Air Canada risks boycott after referring to Taiwan as part of China
Air Canada planes are seen in this undated file image.
Ross Marowits, The Canadian Press
Published Tuesday, May 15, 2018 4:35PM EDT
Last Updated Tuesday, May 15, 2018 6:06PM EDT
MONTREAL -- Air Canada could face a boycott from Taiwanese travellers after the airline joined a growing list of air carriers that have reportedly bowed to Chinese pressure by listing the capital of Taiwan as a part of China on its booking website.
The Montreal-based airline started a route between Vancouver and Taipei last June. On Tuesday, its customer site listed flights to Taipei, CN, rather than to Taiwan, the self-ruled island that Beijing regards as Chinese territory.
In addition to referring to Taipei as part of China during the booking process, a page on Air Canada's website trumpeting new international destinations refers to Taipei, China.
However, Taiwan is still called a country in results from a web search of the route from Vancouver and on its flight timetable effective May 24 to Aug. 26.
China's Civil Aviation Administration has demanded the change from 36 foreign airlines, including some American carriers, according to the White House.
Malaysia Airlines and British Airways are among the carriers that have added CN to Taipei on its websites.
The government of Chinese President Xi Jinping has been increasingly assertive about its claims to Taiwan, which it regards as a renegade province and has threatened use military force to bring under its control.
Air Canada declined to respond to questions about the company's decision or whether the country affiliation had been recently changed, but published reports say the Chinese government wrote letters to several airlines requesting the change.
"Air Canada's policy is to comply with all requirements in all worldwide jurisdictions to which we fly," spokeswoman Isabelle Arthur said in a statement.
Canada's other major air carrier, WestJet Airlines, doesn't fly to Taiwan or mainland China and the destinations are not searchable on its website.
The president of the Taiwan Chamber of Commerce in B.C. said Tuesday he believes Air Canada agreed to make the change because the airline is eager to have new routes to China. Air Canada is in the process of negotiating a joint venture with Air China, which the Canadian airline said was expected to be completed in the spring.
"If they treat the Taiwan people so unfriendly I think most of the people from Taiwan will choose other carriers instead of Air Canada," said Charles Chang.
Chang, who is also general manager of Formosa Travel, said he believes Air Canada made the change one or two days ago. It is ridiculous that Air Canada refers to Taiwan in this way, he said, adding that he plans to send a letter of protest to the airline.
A spokesman for Global Affairs Canada said by email that it was up to the company to determine its policy.

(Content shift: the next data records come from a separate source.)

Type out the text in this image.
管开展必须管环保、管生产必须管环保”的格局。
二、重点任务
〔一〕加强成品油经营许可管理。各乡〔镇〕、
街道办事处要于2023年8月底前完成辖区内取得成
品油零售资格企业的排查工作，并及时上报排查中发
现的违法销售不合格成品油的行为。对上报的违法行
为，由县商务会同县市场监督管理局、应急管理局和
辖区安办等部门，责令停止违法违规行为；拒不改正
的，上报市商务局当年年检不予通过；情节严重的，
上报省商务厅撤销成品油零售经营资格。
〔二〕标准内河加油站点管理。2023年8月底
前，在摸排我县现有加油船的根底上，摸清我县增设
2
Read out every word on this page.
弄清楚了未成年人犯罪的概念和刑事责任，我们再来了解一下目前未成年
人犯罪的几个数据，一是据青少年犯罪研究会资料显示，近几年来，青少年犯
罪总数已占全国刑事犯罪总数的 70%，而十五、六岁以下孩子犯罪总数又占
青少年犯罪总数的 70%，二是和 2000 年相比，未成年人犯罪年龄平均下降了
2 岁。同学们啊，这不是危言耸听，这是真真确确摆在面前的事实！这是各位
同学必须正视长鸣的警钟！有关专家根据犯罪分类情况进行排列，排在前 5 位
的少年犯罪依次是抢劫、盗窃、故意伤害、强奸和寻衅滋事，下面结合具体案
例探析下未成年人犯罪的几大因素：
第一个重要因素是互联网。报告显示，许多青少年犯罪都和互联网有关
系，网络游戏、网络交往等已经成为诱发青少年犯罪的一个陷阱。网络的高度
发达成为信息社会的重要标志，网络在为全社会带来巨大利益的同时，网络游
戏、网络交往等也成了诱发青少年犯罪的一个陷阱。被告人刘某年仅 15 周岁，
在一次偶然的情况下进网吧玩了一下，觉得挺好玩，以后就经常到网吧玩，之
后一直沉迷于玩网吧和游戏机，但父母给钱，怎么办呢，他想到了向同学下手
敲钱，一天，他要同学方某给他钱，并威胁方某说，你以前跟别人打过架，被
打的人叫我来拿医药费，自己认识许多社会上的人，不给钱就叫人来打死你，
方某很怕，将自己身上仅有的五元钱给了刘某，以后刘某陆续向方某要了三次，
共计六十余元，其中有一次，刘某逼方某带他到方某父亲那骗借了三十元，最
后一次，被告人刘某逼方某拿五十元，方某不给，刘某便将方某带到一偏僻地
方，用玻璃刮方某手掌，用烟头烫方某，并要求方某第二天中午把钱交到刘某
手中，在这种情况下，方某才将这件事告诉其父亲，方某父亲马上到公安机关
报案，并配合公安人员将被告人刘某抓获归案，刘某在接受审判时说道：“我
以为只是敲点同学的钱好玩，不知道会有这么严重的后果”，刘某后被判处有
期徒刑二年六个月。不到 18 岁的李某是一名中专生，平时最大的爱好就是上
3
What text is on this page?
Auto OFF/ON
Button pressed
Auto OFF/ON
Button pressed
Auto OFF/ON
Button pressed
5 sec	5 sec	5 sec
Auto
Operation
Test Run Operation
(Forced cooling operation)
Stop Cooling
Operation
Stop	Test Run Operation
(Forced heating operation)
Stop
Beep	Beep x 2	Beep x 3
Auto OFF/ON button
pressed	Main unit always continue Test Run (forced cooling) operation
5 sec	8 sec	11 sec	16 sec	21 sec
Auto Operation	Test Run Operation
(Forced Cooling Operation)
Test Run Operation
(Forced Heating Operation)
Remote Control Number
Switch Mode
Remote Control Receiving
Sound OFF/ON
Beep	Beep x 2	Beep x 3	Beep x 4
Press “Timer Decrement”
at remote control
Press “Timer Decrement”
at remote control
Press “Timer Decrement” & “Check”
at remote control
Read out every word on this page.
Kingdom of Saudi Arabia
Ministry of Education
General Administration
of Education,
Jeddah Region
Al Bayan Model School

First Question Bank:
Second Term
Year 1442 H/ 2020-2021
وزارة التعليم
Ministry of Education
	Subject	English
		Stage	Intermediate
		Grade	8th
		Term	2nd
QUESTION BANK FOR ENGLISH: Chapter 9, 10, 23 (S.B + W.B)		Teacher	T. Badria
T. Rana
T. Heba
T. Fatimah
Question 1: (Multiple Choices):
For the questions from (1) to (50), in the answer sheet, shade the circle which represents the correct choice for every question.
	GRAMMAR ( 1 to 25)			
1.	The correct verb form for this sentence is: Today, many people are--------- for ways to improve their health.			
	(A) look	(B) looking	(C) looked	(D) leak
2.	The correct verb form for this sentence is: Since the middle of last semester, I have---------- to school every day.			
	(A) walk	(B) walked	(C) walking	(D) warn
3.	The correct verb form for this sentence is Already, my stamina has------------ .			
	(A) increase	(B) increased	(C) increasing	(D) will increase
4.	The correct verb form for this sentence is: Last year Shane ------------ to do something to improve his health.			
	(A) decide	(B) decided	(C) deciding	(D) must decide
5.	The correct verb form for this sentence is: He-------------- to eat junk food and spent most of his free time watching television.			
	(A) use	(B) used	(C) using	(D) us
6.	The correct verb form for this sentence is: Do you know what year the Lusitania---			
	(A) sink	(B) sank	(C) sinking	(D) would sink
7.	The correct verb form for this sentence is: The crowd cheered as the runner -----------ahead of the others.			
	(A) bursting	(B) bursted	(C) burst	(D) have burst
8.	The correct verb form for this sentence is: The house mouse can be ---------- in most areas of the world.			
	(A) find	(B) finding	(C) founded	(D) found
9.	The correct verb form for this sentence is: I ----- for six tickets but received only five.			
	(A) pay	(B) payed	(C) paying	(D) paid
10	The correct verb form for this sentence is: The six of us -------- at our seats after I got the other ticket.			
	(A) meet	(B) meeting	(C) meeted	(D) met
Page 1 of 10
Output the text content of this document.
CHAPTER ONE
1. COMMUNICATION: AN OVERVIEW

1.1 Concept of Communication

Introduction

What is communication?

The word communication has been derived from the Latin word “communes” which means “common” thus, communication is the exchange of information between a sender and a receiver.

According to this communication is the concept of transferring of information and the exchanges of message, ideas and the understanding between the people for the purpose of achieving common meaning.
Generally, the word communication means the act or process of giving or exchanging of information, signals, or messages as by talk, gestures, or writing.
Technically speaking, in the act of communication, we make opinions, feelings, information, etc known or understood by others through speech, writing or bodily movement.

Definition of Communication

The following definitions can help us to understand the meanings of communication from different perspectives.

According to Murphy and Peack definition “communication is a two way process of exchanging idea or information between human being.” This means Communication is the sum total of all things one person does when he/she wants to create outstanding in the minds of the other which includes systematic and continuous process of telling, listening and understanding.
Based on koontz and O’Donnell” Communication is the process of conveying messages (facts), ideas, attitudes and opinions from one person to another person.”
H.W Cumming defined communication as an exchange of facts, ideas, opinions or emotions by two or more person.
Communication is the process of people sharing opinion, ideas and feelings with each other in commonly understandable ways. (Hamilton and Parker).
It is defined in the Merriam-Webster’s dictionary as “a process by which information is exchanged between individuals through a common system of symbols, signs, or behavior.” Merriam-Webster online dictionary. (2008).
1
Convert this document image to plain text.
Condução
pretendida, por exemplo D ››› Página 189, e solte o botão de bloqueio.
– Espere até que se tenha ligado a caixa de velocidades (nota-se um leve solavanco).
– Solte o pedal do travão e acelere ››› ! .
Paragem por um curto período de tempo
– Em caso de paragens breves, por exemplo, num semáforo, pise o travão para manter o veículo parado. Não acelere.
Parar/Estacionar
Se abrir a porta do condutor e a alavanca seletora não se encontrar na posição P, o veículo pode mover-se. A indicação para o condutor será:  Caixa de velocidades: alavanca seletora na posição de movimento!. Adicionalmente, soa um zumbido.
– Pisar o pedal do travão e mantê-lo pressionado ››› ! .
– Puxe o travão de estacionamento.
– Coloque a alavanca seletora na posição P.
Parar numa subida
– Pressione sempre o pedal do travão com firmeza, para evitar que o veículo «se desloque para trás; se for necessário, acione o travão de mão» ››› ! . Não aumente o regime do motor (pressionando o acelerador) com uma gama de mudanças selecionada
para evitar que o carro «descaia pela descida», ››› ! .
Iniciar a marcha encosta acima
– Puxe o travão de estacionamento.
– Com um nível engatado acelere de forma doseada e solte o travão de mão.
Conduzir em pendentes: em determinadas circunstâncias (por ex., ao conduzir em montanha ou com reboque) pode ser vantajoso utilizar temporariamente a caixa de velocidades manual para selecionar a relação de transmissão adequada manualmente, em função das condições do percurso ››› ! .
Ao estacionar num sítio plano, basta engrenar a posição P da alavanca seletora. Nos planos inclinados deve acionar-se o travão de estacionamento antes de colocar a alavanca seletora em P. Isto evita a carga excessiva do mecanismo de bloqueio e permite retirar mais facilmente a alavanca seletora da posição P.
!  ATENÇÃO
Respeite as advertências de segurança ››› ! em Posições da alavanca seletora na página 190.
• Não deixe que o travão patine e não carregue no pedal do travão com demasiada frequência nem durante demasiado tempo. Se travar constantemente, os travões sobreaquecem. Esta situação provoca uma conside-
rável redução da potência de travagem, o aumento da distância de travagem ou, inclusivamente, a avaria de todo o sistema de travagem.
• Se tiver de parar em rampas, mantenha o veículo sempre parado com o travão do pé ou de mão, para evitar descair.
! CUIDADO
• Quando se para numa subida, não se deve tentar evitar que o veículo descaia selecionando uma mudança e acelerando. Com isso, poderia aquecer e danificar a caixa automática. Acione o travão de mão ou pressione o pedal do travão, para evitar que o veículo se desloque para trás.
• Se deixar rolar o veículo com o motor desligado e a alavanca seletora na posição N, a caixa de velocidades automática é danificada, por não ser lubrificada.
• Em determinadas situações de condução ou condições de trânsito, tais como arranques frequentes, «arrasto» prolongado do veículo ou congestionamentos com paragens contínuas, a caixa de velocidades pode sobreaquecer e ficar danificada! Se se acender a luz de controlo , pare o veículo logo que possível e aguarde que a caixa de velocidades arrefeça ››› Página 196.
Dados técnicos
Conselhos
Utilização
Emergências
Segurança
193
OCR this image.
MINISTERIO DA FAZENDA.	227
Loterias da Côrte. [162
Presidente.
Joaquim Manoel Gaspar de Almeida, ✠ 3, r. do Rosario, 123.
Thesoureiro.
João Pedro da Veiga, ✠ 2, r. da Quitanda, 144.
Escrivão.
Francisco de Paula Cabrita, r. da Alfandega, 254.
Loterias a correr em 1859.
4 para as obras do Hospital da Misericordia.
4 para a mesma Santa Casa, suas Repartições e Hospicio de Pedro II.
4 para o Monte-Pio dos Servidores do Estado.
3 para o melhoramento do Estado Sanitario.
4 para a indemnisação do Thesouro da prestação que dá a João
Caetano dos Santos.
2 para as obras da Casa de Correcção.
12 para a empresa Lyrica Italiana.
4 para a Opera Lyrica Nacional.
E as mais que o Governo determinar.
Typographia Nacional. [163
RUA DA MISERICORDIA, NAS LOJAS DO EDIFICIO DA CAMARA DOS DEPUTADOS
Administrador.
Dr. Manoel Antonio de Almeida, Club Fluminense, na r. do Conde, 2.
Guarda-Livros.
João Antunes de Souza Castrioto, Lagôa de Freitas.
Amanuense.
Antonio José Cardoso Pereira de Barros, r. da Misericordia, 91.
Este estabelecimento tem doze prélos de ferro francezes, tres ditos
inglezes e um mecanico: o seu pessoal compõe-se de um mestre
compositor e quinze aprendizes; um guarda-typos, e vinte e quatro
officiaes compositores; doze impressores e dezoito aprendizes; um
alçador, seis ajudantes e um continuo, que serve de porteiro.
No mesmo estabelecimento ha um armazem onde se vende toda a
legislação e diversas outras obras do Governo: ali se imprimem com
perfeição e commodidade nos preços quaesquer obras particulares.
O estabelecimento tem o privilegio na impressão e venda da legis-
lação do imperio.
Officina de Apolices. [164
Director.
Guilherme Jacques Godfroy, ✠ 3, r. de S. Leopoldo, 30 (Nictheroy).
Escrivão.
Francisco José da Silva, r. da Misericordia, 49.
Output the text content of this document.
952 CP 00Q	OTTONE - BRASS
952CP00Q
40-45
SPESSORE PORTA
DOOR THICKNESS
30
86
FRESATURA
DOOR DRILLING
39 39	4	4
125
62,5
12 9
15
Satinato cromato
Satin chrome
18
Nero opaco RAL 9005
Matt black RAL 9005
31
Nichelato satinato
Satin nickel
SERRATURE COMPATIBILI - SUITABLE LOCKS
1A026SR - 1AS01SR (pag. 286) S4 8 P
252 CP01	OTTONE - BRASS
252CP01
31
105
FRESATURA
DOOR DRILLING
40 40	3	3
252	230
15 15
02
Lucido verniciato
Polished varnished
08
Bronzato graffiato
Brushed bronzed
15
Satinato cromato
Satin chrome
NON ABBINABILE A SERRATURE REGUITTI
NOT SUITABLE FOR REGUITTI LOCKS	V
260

"Air Canada is a private company and responsible for the contents of its website. Canada's long-standing position on this issue has not changed."
Delta Air Lines, hotel operator Marriott, fashion brand Zara and other companies have apologized to China for referring to Taiwan, Hong Kong, and Tibet as countries on websites or promotional material.
The U.S. clothing retailer Gap apologized Tuesday for selling T-shirts with a map of China that didn't include self-ruled Taiwan, the latest example of corporate kowtowing to Beijing.
The company took action after photos began circulating on Chinese social media of a T-shirt showing a map of China which appeared to omit Taiwan, southern Tibet and the disputed South China Sea, the state-owned Global Times said, adding that it drew hundreds of complaints on China's Weibo microblogging platform.
The White House has condemned China's efforts to control how U.S. airlines refer to Taiwan, Hong Kong and Macau, saying the push to make them comply with Chinese standards is "Orwellian nonsense."
China dismissed that criticism, saying companies operating in the country must respect its sovereignty.
Taiwan's Foreign Minister Joseph Wu told reporters that China pressuring companies like Gap to change how they refer to Taiwan was "rather unfortunate in terms of cross-strait relations" and would push its residents "further and further away" rather than winning their "hearts and minds."